Monday 21 May 2007

Missing Child

The media storm over this missing child worries me. Now I am all in favour of parents being concerned for missing children, and hope that the child is found. However, I feel she is now, sadly, gone for ever.
The media coverage and the fact that an ex reporter from a tabloid paper is now giving advice to the family, is disturbing. Why? because we have gone overboard on one child while ignoring all the others who have gone missing.
Worldwide Unicef claims around 1.2 million children are trafficked each year. How come this is rarely mentioned? The reason is simple. Most of them are in Africa or South East Asia. One white middle class British child is worth more than thousands of little black ones from the third world. They do not sell papers, they do not make parents in the west identify with them. They are worth less.

But it does not stop there. This site, controlled by the police, informs us that 77,000 children go missing annually in the UK, 9000 in Scotland alone. While most will return how many disappear and for what reason? Adolescents have always ran away, sometimes to seek their fortune, often because of family problems. Just as often caused by themselves! Where do they go? Clearly they have no understanding of the dangers they face out there, clearly some will end up dead.

http://missingkids.co.uk/missingkids/servlet/NewsEventServlet?LanguageCountry=en_GB&PageId=0

This child has however a great publicity campaign on her side. An aunt persuaded Celtic and Aberdeen players to wear yellow armbands during their recent game. Videos are shown at the English cup final, thousands of posters are downloaded from, I understand, a dedicated website, TalkTalk add a message to every e-mail, and on and on. On one side I feel this is an excellent effort by dedicated family members, on the other, it is an imposition of their grief, and a demand is made for us to join in. It is impossible for most folk not to be concerned for this pretty little girl. It is however also possible to wonder what would happen if a working class parent, let alone one on benefits, were found failing to guard their child. Would we be so concerned? Indeed, if another big story came along after the first week, would we still hear from them? I wonder......

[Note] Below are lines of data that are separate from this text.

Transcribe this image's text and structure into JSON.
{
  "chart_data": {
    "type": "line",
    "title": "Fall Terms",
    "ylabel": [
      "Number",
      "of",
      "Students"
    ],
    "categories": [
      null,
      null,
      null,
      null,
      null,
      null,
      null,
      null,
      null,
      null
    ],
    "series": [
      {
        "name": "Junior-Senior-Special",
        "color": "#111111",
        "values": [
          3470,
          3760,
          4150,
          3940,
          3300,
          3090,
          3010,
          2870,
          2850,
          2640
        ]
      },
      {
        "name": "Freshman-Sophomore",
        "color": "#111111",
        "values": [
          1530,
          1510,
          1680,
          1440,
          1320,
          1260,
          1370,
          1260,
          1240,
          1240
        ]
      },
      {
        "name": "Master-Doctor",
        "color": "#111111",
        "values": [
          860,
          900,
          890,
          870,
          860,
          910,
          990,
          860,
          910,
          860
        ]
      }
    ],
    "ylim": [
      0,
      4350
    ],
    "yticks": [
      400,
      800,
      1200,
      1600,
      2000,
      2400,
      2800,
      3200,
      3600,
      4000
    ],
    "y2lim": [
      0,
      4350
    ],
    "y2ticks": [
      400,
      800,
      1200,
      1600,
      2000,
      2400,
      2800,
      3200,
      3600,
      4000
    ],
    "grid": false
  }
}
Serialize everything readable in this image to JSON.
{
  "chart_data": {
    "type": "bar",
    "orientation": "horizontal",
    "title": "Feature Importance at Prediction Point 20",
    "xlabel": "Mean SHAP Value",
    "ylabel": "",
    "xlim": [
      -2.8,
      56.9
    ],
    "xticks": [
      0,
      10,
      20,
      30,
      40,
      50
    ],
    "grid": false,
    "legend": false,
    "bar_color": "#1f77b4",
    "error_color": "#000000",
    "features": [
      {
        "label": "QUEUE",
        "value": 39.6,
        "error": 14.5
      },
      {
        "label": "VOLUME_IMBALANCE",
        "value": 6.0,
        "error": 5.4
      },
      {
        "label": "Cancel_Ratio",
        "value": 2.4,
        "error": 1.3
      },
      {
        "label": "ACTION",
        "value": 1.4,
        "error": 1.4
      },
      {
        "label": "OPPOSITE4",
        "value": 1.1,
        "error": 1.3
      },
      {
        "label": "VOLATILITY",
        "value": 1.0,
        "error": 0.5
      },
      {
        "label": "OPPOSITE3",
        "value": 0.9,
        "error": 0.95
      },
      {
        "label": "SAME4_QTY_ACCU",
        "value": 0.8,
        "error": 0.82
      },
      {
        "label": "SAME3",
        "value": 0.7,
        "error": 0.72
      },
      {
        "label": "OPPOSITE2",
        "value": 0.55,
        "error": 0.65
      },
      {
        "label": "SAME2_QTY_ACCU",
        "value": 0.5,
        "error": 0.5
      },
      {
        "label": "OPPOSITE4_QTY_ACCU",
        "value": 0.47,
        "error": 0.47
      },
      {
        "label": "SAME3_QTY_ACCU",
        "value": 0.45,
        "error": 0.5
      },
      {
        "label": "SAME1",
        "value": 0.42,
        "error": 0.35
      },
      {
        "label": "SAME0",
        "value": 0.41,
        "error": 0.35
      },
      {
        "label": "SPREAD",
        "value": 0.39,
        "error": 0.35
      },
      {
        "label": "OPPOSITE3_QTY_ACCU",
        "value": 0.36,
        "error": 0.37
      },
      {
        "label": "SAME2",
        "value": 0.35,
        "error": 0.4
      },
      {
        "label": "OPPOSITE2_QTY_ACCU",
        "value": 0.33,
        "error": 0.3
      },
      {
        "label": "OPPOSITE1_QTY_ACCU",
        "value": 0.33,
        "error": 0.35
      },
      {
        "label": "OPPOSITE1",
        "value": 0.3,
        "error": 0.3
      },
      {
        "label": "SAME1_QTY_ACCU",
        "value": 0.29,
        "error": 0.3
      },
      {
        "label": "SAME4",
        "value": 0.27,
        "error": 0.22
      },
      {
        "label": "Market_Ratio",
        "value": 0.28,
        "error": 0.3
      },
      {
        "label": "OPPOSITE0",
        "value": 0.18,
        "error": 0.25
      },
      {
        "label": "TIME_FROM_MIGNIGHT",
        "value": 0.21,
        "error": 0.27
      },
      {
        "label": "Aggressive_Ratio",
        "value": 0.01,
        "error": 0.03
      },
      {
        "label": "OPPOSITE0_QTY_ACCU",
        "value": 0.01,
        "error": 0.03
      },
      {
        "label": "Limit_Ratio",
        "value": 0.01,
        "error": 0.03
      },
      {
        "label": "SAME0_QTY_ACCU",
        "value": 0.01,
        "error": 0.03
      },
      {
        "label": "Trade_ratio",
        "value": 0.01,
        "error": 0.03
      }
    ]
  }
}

I wonder also about the emotional blackmail we, as a nation, are now under. It is a sad reflection on society today that if the nation mourns, or is concerned we must all join in. If we do not the nation is horrified, and we are blackballed. Another Princess Diana situation arises. far too often we are forced to join the nations emotions together. Not from concern, but form peer pressure. This is wrong and must be opposed. Nothing wrong in the nation being aroused by sympathy, and in this case we are, but something wrong in the insistence on obeying the nations mood.

This mood reflects the spiritual emptiness that is found at the heart of western society. The need for God, has been largely filled with empty celebrity. It was ever thus. We need a cause, as a nation we need a war to bind us together against the foe, as individuals the need is satisfied, but only partly, by a football team or a lover, a job or a political party. All too often, the UK, once so tight lipped, allows itself an orgy of emotion, the first big outlet was Diana, this weeks is Mandy. The child suffers and we use her as much as the kidnappers. What they do I do not wish to contemplate, our national emotion is fulfilling our needs, not caring for her.